L'automne dernier, lorsque les Québécois apprennent que l'ex-ministre péquiste François Legault songe à démarrer un nouveau parti, la réponse est aussi forte qu'enthousiaste. Les sondages montrent que ce «parti», qui n'a pas encore recruté un seul membre, qui n'a pas publié le moindre début d'un soupçon de programme, arriverait en tête si des élections avaient été déclenchées à ce moment. Faut le faire!

Cet engouement en dit long sur le désabusement des Québécois à l'égard des politiciens, tous partis confondus. Aujourd'hui, on ne peut certainement plus parler de vague de fond. En quittant le bateau, Joseph Facal a porté un coup dur au mouvement. M. Legault n'a pas été capable de recruter beaucoup de gros noms. Selon ce qu'ont appris mes collègues du bureau de La Presse à Québec, deux grosses pointures, Monique Jérôme-Forget et Claude Castonguay, auraient refusé de s'associer au projet. Certes, l'homme d'affaires Charles Sirois a décidé de faire le saut; c'est, de loin, le personnage le plus connu du groupe de M. Legault. Combien de Québécois savent qui est Lionel Carmant, Jean Lamarre ou Stéphanie Raymond-Bougie? Surtout, cinq longs mois ont passé sans que le groupe ne publie le moindre manifeste. Tout le Québec attend.
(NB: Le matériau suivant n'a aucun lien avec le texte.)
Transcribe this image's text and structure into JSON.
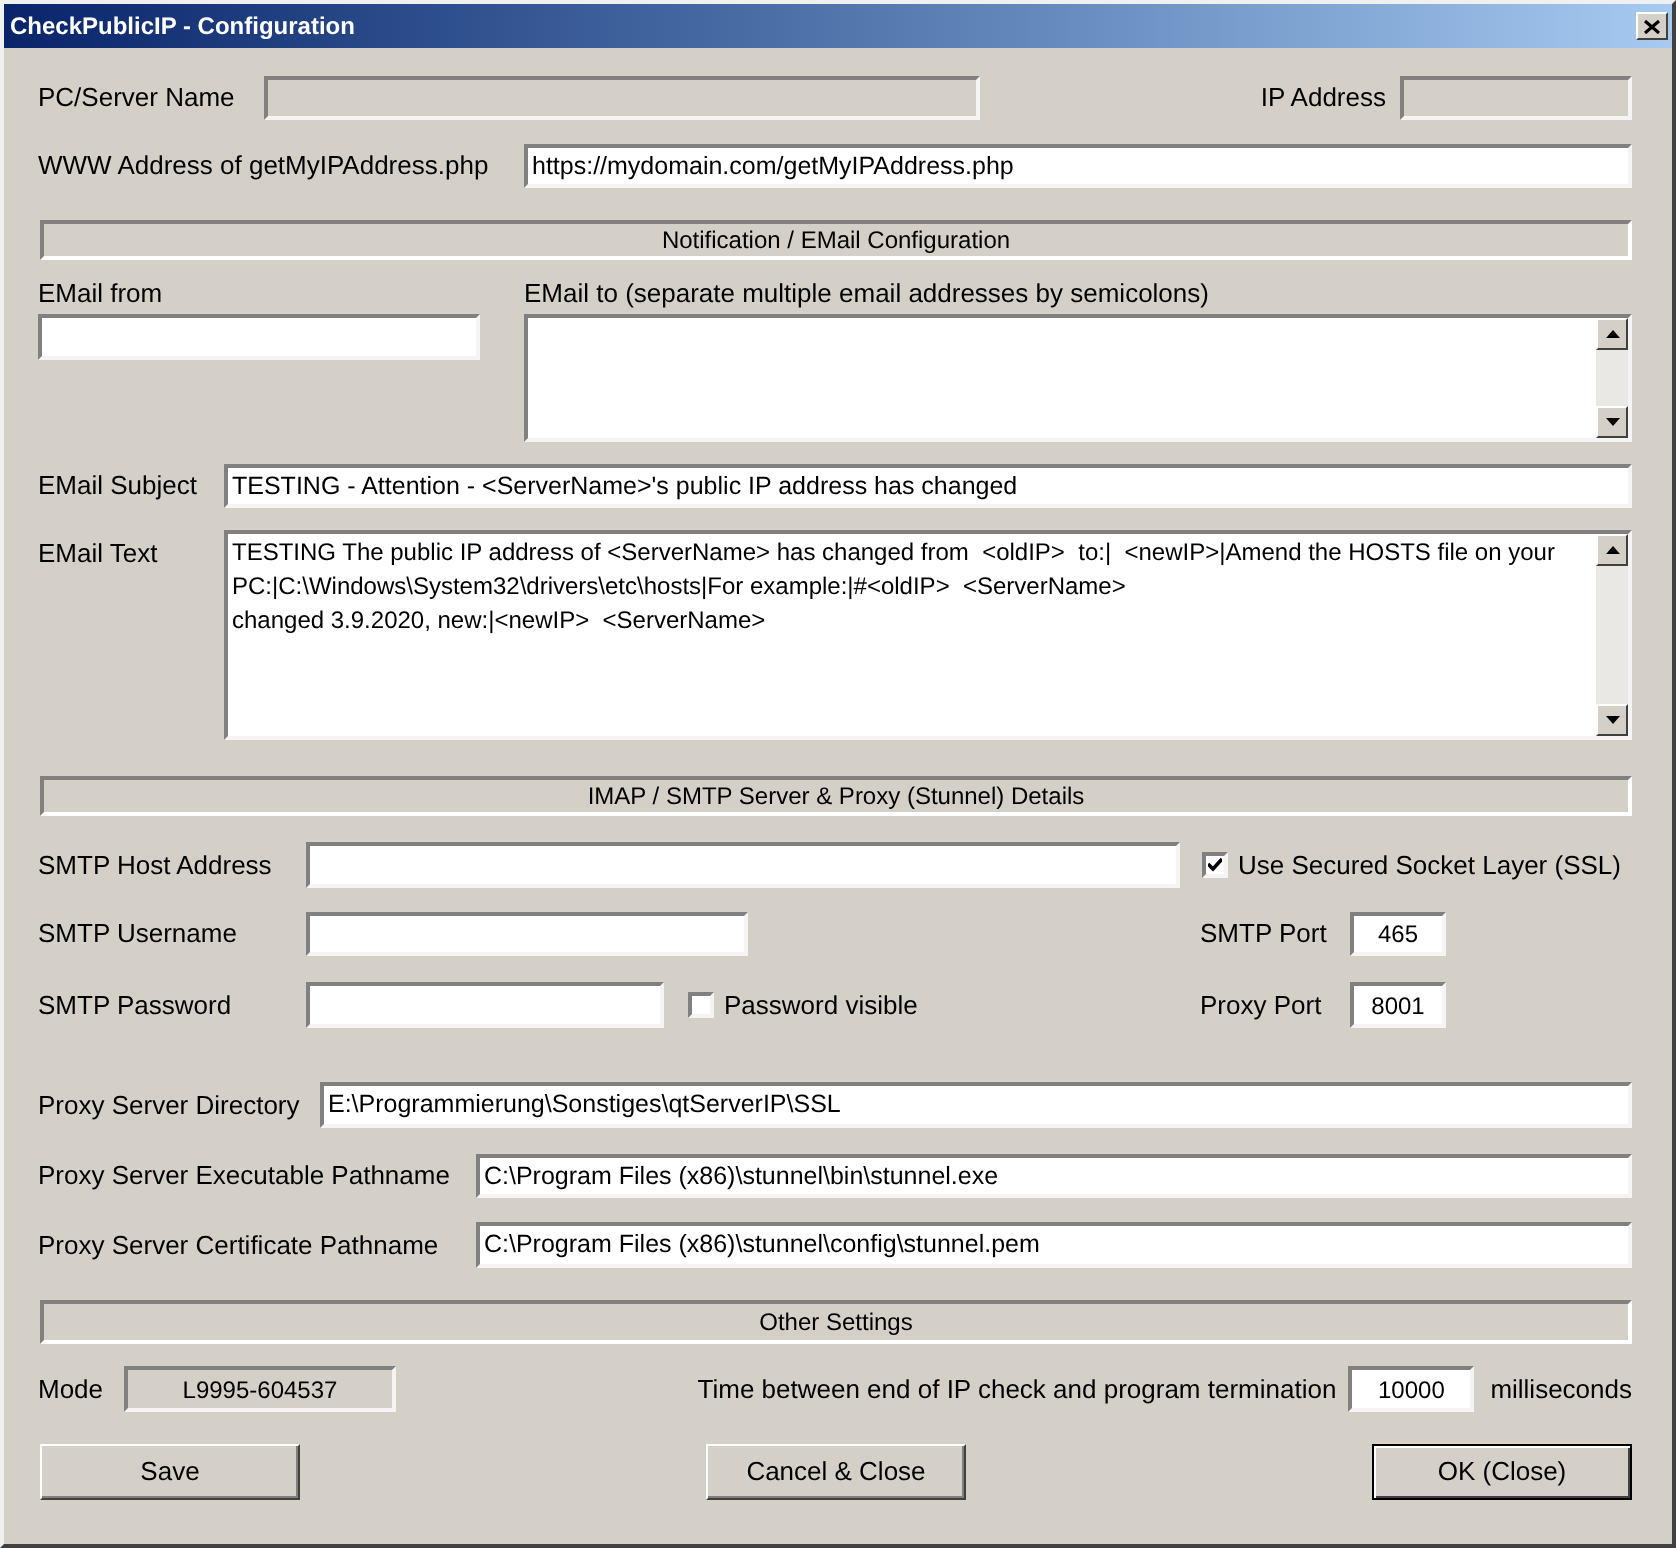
{
  "window": {
    "title": "CheckPublicIP - Configuration"
  },
  "server_name": {
    "label": "PC/Server Name"
  },
  "ip_address": {
    "label": "IP Address"
  },
  "url": {
    "label": "WWW Address of getMyIPAddress.php",
    "value": "https://mydomain.com/getMyIPAddress.php"
  },
  "notification": {
    "heading": "Notification / EMail Configuration",
    "from_label": "EMail from",
    "to_label": "EMail to (separate multiple email addresses by semicolons)",
    "subject_label": "EMail Subject",
    "subject": "TESTING - Attention - <ServerName>'s public IP address has changed",
    "text_label": "EMail Text",
    "text": "TESTING The public IP address of <ServerName> has changed from  <oldIP>  to:|  <newIP>|Amend the HOSTS file on your PC:|C:\\Windows\\System32\\drivers\\etc\\hosts|For example:|#<oldIP>  <ServerName>\nchanged 3.9.2020, new:|<newIP>  <ServerName>"
  },
  "server": {
    "heading": "IMAP / SMTP Server & Proxy (Stunnel) Details",
    "host_label": "SMTP Host Address",
    "ssl": {
      "label": "Use Secured Socket Layer (SSL)",
      "checked": true
    },
    "username_label": "SMTP Username",
    "port_label": "SMTP Port",
    "port": "465",
    "password_label": "SMTP Password",
    "password_visible": {
      "label": "Password visible",
      "checked": false
    },
    "proxy_port_label": "Proxy Port",
    "proxy_port": "8001",
    "proxy_dir_label": "Proxy Server Directory",
    "proxy_dir": "E:\\Programmierung\\Sonstiges\\qtServerIP\\SSL",
    "exe_label": "Proxy Server Executable Pathname",
    "exe": "C:\\Program Files (x86)\\stunnel\\bin\\stunnel.exe",
    "cert_label": "Proxy Server Certificate Pathname",
    "cert": "C:\\Program Files (x86)\\stunnel\\config\\stunnel.pem"
  },
  "other": {
    "heading": "Other Settings",
    "mode_label": "Mode",
    "mode": "L9995-604537",
    "time_label": "Time between end of IP check and program termination",
    "time": "10000",
    "time_unit": "milliseconds"
  },
  "buttons": [
    {
      "label": "Save",
      "default": false
    },
    {
      "label": "Cancel & Close",
      "default": false
    },
    {
      "label": "OK (Close)",
      "default": true
    }
  ]
}
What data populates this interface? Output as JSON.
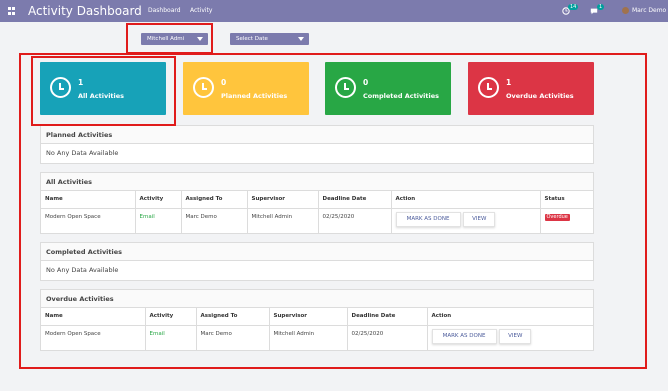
{
  "navbar": {
    "title": "Activity Dashboard",
    "menu": [
      "Dashboard",
      "Activity"
    ],
    "activity_count": "14",
    "message_count": "1",
    "user": "Marc Demo"
  },
  "filters": {
    "user_selected": "Mitchell Admi",
    "date_placeholder": "Select Date"
  },
  "cards": [
    {
      "count": "1",
      "label": "All Activities",
      "color": "#17a2b8"
    },
    {
      "count": "0",
      "label": "Planned Activities",
      "color": "#ffc53d"
    },
    {
      "count": "0",
      "label": "Completed Activities",
      "color": "#28a745"
    },
    {
      "count": "1",
      "label": "Overdue Activities",
      "color": "#dc3545"
    }
  ],
  "planned": {
    "title": "Planned Activities",
    "empty": "No Any Data Available"
  },
  "all": {
    "title": "All Activities",
    "columns": [
      "Name",
      "Activity",
      "Assigned To",
      "Supervisor",
      "Deadline Date",
      "Action",
      "Status"
    ],
    "row": {
      "name": "Modern Open Space",
      "activity": "Email",
      "assigned": "Marc Demo",
      "supervisor": "Mitchell Admin",
      "deadline": "02/25/2020",
      "status": "Overdue"
    }
  },
  "completed": {
    "title": "Completed Activities",
    "empty": "No Any Data Available"
  },
  "overdue": {
    "title": "Overdue Activities",
    "columns": [
      "Name",
      "Activity",
      "Assigned To",
      "Supervisor",
      "Deadline Date",
      "Action"
    ],
    "row": {
      "name": "Modern Open Space",
      "activity": "Email",
      "assigned": "Marc Demo",
      "supervisor": "Mitchell Admin",
      "deadline": "02/25/2020"
    }
  },
  "actions": {
    "mark_done": "MARK AS DONE",
    "view": "VIEW"
  }
}
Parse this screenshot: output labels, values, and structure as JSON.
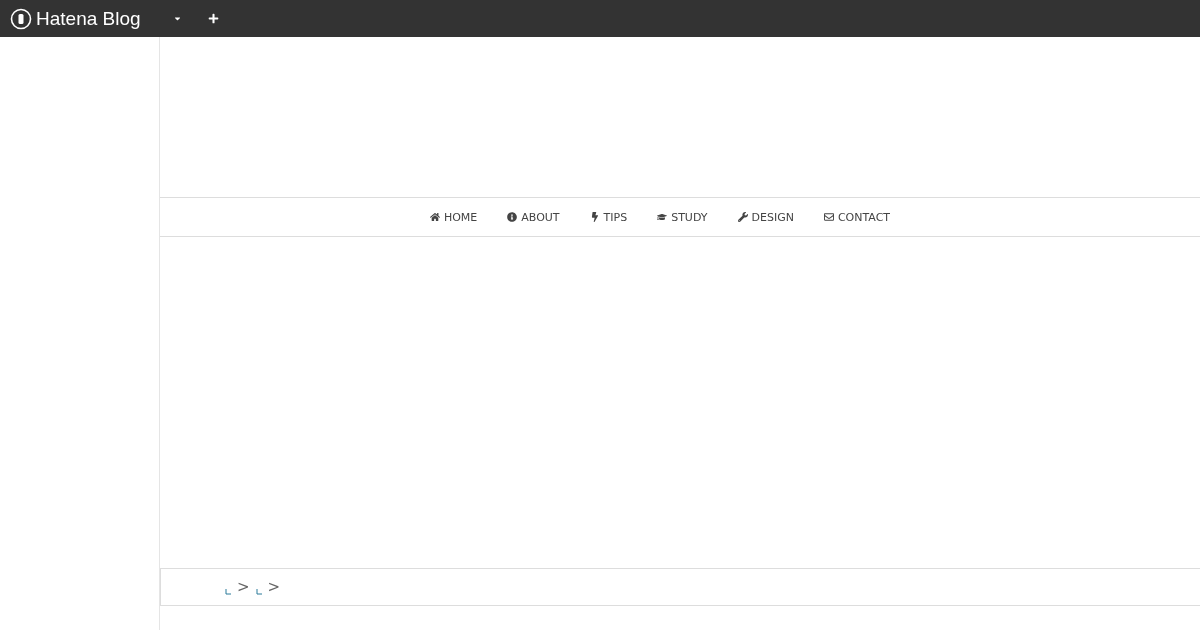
{
  "topbar": {
    "logo_text": "Hatena Blog",
    "menu": [
      {
        "kind": "dropdown"
      },
      {
        "kind": "add"
      }
    ]
  },
  "nav": [
    {
      "label": "HOME"
    },
    {
      "label": "ABOUT"
    },
    {
      "label": "TIPS"
    },
    {
      "label": "STUDY"
    },
    {
      "label": "DESIGN"
    },
    {
      "label": "CONTACT"
    }
  ],
  "breadcrumb": [
    {
      "separator": ">"
    },
    {
      "separator": ">"
    }
  ]
}
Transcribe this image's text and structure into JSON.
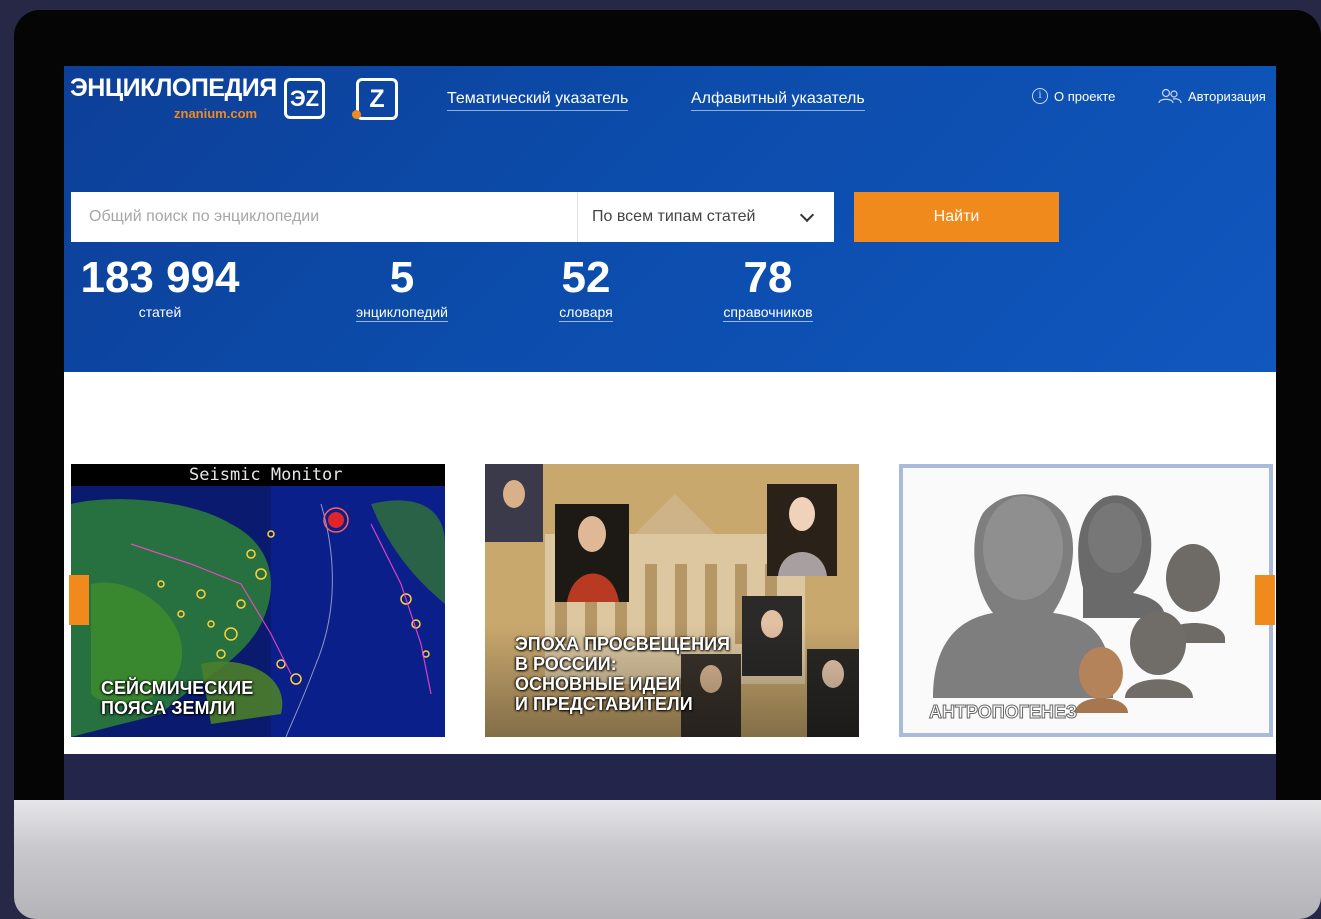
{
  "header": {
    "logo_text": "ЭНЦИКЛОПЕДИЯ",
    "logo_subtext": "znanium.com",
    "logo_badge_1": "ЭZ",
    "logo_badge_2": "Z",
    "nav": [
      "Тематический указатель",
      "Алфавитный указатель"
    ],
    "about_label": "О проекте",
    "login_label": "Авторизация"
  },
  "search": {
    "placeholder": "Общий поиск по энциклопедии",
    "type_selected": "По всем типам статей",
    "button_label": "Найти"
  },
  "stats": [
    {
      "number": "183 994",
      "label": "статей"
    },
    {
      "number": "5",
      "label": "энциклопедий"
    },
    {
      "number": "52",
      "label": "словаря"
    },
    {
      "number": "78",
      "label": "справочников"
    }
  ],
  "cards": [
    {
      "title_line1": "СЕЙСМИЧЕСКИЕ",
      "title_line2": "ПОЯСА ЗЕМЛИ",
      "overlay": "Seismic Monitor"
    },
    {
      "title_line1": "ЭПОХА ПРОСВЕЩЕНИЯ",
      "title_line2": "В РОССИИ:",
      "title_line3": "ОСНОВНЫЕ ИДЕИ",
      "title_line4": "И ПРЕДСТАВИТЕЛИ"
    },
    {
      "title_line1": "АНТРОПОГЕНЕЗ"
    }
  ],
  "colors": {
    "accent": "#f08a1c",
    "hero": "#0c4cab",
    "frame": "#262845"
  }
}
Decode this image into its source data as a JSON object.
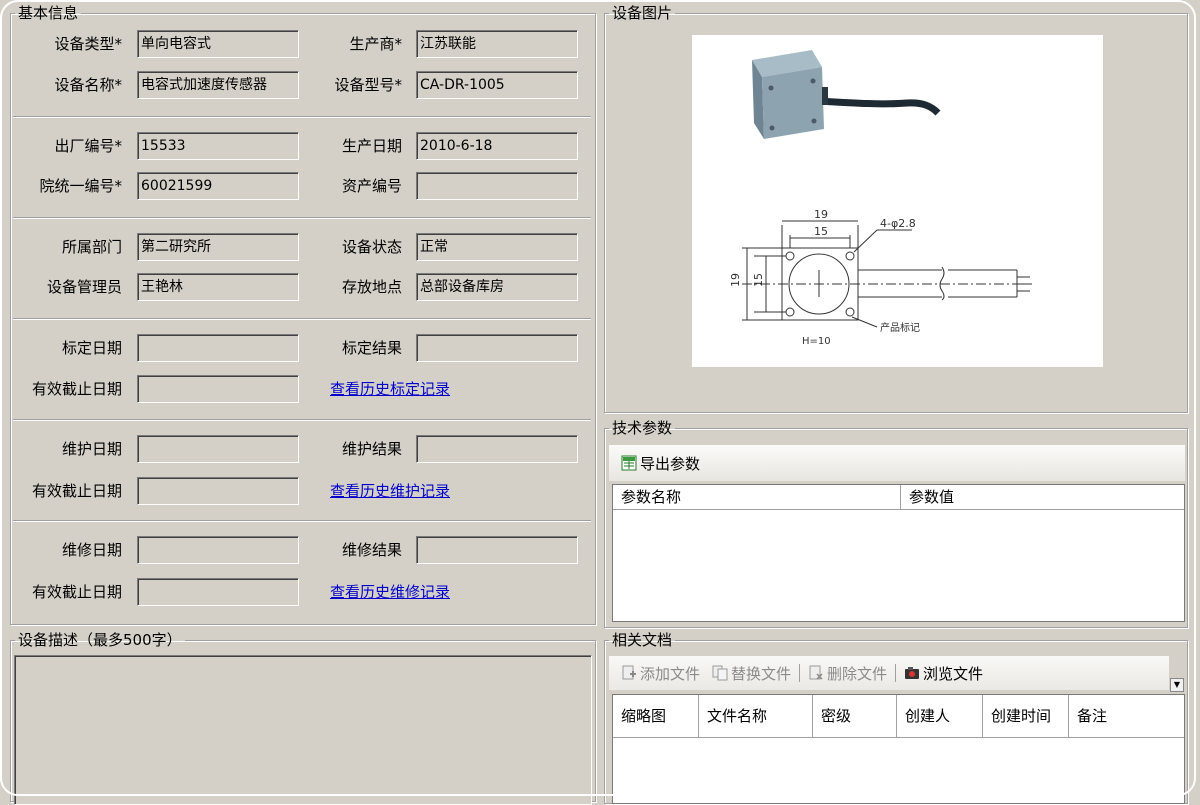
{
  "basic_info": {
    "title": "基本信息",
    "fields": [
      {
        "label": "设备类型*",
        "value": "单向电容式"
      },
      {
        "label": "生产商*",
        "value": "江苏联能"
      },
      {
        "label": "设备名称*",
        "value": "电容式加速度传感器"
      },
      {
        "label": "设备型号*",
        "value": "CA-DR-1005"
      },
      {
        "label": "出厂编号*",
        "value": "15533"
      },
      {
        "label": "生产日期",
        "value": "2010-6-18"
      },
      {
        "label": "院统一编号*",
        "value": "60021599"
      },
      {
        "label": "资产编号",
        "value": ""
      },
      {
        "label": "所属部门",
        "value": "第二研究所"
      },
      {
        "label": "设备状态",
        "value": "正常"
      },
      {
        "label": "设备管理员",
        "value": "王艳林"
      },
      {
        "label": "存放地点",
        "value": "总部设备库房"
      },
      {
        "label": "标定日期",
        "value": ""
      },
      {
        "label": "标定结果",
        "value": ""
      },
      {
        "label": "有效截止日期",
        "value": ""
      },
      {
        "label": "维护日期",
        "value": ""
      },
      {
        "label": "维护结果",
        "value": ""
      },
      {
        "label": "有效截止日期",
        "value": ""
      },
      {
        "label": "维修日期",
        "value": ""
      },
      {
        "label": "维修结果",
        "value": ""
      },
      {
        "label": "有效截止日期",
        "value": ""
      }
    ],
    "links": {
      "calibration_history": "查看历史标定记录",
      "maintenance_history": "查看历史维护记录",
      "repair_history": "查看历史维修记录"
    }
  },
  "description": {
    "title": "设备描述（最多500字）",
    "value": ""
  },
  "photo": {
    "title": "设备图片",
    "drawing": {
      "dim_19_top": "19",
      "dim_15_top": "15",
      "hole_spec": "4-φ2.8",
      "dim_19_side": "19",
      "dim_15_side": "15",
      "product_mark": "产品标记",
      "height": "H=10"
    }
  },
  "tech_params": {
    "title": "技术参数",
    "export_label": "导出参数",
    "columns": [
      "参数名称",
      "参数值"
    ],
    "rows": []
  },
  "documents": {
    "title": "相关文档",
    "toolbar": {
      "add": "添加文件",
      "replace": "替换文件",
      "delete": "删除文件",
      "browse": "浏览文件"
    },
    "columns": [
      "缩略图",
      "文件名称",
      "密级",
      "创建人",
      "创建时间",
      "备注"
    ],
    "rows": []
  },
  "colors": {
    "window_bg": "#d4d0c8",
    "link": "#0000cc",
    "field_bg": "#d4d0c8"
  }
}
Eh bien! enfin, c'est pour lundi prochain. Mais hier, plusieurs médias en ont publié les grandes lignes.

Le manifeste de huit pages sera axé autour de quatre grands thèmes: éducation, santé, économie, langue et culture. Jusque-là, rien de bien nouveau. N'importe quel libéral, péquiste, adéquiste ou solidaire pourrait dire la même chose. À l'aide des fuites parues, notamment dans le Journal de Montréal et La Presse, voyons un peu ce à quoi il faut s'attendre en éducation, santé et économie (je laisse aux spécialistes le soin de spéculer sur le thème «langue et culture»).

Éducation

Le document proposerait d'augmenter les tarifs d'Hydro-Québec pour hausser les salaires des enseignants de 20 à 30%. Il parlerait aussi de «rationaliser» les commissions scolaires. Ce ne sont pas des idées neuves. On en parle depuis des années. Au Québec, l'électricité est vendue à des tarifs qui comptent parmi les plus bas au monde, mais c'est un avantage qui a son revers. Subventionner la consommation, c'est encourager le gaspillage et c'est se tirer collectivement dans le pied en privant Hydro (et le gouvernement) de revenus importants. D'autre part, même s'il est vrai que beaucoup d'enseignants sont mal payés, il est loin d'être certain qu'il suffira d'augmentations salaires pour corriger les problèmes du réseau de l'éducation. Attendons voir ce que le manifeste dit sur l'apprentissage des nouvelles technologies, la monstrueuse bureaucratie du ministère, le décrochage, la vétusté des équipements.

Santé

Un mot-clé: décentralisation. Lorsqu'il était ministre de la Santé, M. Legault a bien tenté de décentraliser le réseau, sans grand succès. Dans le système actuel, les administrateurs d'hôpitaux n'ont pas grand-chose à dire dans la gestion de leurs établissements: les conventions collectives, les budgets, tout se décide à Québec, et est encadré par une énorme et coûteuse bureaucratie. Imaginons un instant ce qui se passerait si chaque établissement avait assez d'autonomie en matière de gestion et de relations de travail. Comme il y a de mauvais et de bons administrateurs, certains hôpitaux deviendraient rapidement meilleurs que d'autres, ce qui entraînera plus de concurrence et de meilleurs services. Il va de soi que les syndicats s'opposent farouchement à cette approche. Espérons de voir, lundi, jusqu'où M. Legault est prêt à aller.

Économie

Les fuites des médias se limitent au dossier des finances publiques. Ainsi, il sera question de réduire l'endettement de l'État. Personne ne peut être contre cela: les Québécois sont, de très loin, ceux qui traînent collectivement la dette publique la plus lourde au Canada. M. Legault estime que l'État peut comprimer sans douleur les dépenses de l'État de 3%. C'est bien. Mais l'économie, surtout dans le contexte de concurrence sans précédent que nous connaissons, c'est beaucoup plus que les finances publiques. Espérons que le manifeste soit plus étoffé, qu'il nous parle de gains de productivité, de recherche et d'innovation, de défis technologiques, de fiscalité compétitive, de prospection de nouveaux marchés.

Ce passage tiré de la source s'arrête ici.